Questa è una precisazione che ritengo doverosa per gli Ordini cosiddetti ” indipendenti “, alcuni dei quali sono talvolta additati come infondati, falsi, truffaldini, &c.
Gli Ordini indipendenti, presi nel loro complesso e, cioè, nella loro uniforme e amorfa pluralità, hanno in Italia l’intrinseco ” torto ” d’essere indipendenti d’una indipendenza che non è sinonimo di sovranità.
La pluralità, così, torna a tutto danno e svantaggio dei singoli Ordini che la compongono, poiché su ciascuno di essi si concentrano torti e colpe che sono proprie, eventualmente, solo di alcuni.
Questo succede per gli Ordini indipendenti cosiddetti di carattere non nazionale, perché essi non sono riconosciuti se l’Ordine non è pertinente a uno Stato estero: così, ogni persona che sia insignita d’un Ordine non riconosciuto o autorizzato dalla citata legge 178/1951 può essere sanzionata amministrativamente, realtà che constatiamo nell’ambito della nostra attività professionale.

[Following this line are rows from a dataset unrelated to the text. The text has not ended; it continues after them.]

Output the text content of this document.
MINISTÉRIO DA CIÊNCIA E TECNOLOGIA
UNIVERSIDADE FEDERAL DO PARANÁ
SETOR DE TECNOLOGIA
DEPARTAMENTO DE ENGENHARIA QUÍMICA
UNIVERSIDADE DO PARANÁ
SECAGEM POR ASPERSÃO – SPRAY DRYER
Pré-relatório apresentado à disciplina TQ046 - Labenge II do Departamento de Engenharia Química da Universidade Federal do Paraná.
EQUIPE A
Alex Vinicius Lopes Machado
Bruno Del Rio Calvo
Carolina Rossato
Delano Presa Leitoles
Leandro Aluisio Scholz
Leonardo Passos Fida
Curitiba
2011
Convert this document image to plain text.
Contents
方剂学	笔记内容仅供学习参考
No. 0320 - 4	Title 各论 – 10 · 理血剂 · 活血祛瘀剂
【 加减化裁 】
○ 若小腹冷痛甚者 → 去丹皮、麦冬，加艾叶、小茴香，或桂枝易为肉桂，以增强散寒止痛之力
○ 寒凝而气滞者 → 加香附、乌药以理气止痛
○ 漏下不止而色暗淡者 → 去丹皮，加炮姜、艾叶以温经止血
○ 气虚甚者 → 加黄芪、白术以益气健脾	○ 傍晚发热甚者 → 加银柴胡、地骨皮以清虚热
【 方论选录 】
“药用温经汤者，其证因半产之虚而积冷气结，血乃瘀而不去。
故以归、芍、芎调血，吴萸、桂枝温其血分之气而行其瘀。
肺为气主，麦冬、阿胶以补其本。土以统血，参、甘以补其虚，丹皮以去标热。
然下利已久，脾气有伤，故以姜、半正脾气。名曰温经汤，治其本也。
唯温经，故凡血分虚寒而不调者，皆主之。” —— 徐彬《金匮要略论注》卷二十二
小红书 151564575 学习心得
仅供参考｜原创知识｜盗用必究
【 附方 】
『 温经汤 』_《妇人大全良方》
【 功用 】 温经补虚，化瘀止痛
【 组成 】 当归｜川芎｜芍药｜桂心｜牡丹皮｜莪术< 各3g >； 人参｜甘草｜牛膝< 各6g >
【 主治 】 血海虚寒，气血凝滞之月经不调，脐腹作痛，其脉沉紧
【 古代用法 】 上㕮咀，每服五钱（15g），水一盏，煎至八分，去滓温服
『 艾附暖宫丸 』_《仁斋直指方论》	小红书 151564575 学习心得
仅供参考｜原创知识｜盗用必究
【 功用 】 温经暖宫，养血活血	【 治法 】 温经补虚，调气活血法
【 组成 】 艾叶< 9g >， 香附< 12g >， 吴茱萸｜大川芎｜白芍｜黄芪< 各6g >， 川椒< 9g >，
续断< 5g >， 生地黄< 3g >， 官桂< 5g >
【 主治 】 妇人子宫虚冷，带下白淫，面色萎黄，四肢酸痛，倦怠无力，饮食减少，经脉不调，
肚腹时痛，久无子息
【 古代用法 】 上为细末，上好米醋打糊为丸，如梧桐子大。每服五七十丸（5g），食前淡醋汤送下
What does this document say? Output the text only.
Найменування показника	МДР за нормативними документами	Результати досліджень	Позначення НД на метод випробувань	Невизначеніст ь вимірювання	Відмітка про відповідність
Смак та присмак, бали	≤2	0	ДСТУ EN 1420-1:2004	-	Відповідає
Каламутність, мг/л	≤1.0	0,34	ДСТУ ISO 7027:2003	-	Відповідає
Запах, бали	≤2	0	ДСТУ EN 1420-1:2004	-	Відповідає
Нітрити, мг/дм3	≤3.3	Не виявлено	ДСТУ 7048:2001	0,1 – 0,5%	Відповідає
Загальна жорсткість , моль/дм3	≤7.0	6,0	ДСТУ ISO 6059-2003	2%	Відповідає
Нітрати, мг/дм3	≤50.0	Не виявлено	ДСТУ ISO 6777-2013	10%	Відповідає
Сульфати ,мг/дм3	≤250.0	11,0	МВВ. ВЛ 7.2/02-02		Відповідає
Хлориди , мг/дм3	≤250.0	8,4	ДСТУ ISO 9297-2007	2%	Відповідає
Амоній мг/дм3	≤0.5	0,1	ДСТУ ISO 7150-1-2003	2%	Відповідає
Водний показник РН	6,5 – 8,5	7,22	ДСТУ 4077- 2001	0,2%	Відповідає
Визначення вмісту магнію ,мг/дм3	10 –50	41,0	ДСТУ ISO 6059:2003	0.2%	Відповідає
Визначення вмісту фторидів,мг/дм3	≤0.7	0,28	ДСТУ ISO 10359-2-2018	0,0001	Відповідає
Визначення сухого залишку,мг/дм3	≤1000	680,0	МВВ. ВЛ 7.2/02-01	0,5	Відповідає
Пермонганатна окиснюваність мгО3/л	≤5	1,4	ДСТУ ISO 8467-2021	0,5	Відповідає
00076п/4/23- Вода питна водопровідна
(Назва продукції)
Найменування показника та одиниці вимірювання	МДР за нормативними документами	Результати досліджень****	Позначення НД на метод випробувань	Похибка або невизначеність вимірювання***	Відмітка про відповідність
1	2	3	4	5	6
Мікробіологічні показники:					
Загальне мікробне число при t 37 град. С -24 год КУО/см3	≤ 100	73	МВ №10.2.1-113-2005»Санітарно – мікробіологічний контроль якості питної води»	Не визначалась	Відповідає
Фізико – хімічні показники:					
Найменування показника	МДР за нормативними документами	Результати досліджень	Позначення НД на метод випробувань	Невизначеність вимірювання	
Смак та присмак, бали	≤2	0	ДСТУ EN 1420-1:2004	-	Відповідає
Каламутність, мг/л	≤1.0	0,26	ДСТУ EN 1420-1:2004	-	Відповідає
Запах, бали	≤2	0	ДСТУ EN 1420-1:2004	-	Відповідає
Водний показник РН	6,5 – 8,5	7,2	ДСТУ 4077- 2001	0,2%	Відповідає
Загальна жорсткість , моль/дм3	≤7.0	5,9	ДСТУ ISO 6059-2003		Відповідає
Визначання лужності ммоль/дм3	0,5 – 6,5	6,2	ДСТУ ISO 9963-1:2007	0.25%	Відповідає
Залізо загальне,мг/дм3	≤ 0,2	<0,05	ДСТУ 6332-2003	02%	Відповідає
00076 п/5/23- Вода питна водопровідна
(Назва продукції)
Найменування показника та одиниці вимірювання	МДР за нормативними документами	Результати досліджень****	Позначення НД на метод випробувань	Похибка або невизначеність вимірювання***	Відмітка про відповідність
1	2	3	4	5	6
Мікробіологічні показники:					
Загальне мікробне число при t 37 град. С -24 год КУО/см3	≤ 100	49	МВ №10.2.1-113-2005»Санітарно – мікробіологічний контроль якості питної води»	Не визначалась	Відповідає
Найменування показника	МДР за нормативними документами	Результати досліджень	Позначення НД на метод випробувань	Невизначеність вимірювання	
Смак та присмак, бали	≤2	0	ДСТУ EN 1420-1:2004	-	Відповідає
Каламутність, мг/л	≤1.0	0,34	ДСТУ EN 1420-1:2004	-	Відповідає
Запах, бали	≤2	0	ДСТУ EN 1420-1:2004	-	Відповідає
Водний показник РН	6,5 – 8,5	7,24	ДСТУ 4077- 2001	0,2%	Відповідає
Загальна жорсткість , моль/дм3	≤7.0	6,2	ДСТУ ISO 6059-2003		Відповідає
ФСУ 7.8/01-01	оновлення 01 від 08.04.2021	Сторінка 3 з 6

In ogni caso, le distinzioni cavalleresche esprimono quindi, da qualunque angolo visuale e oggi ancor più che nel passato, traccia indelebile e manifestazione gloriosa d’istituzioni incardinate nella Storia, e rappresentano vicende memorabili oltre che un retaggio di tradizioni culturali e religiose capaci di conservarsi vive pur dopo molti secoli.
Cavalleria significa allora, nel nostro tempo, radiosa tradizione e testimonianza di quanto di nobile e grande abbiano realizzato i singoli nella collettività, per ricordarne l’esempio glorioso e per essere di stimolo a ripercorrerne le gesta, le magnanime imprese e le generose azioni.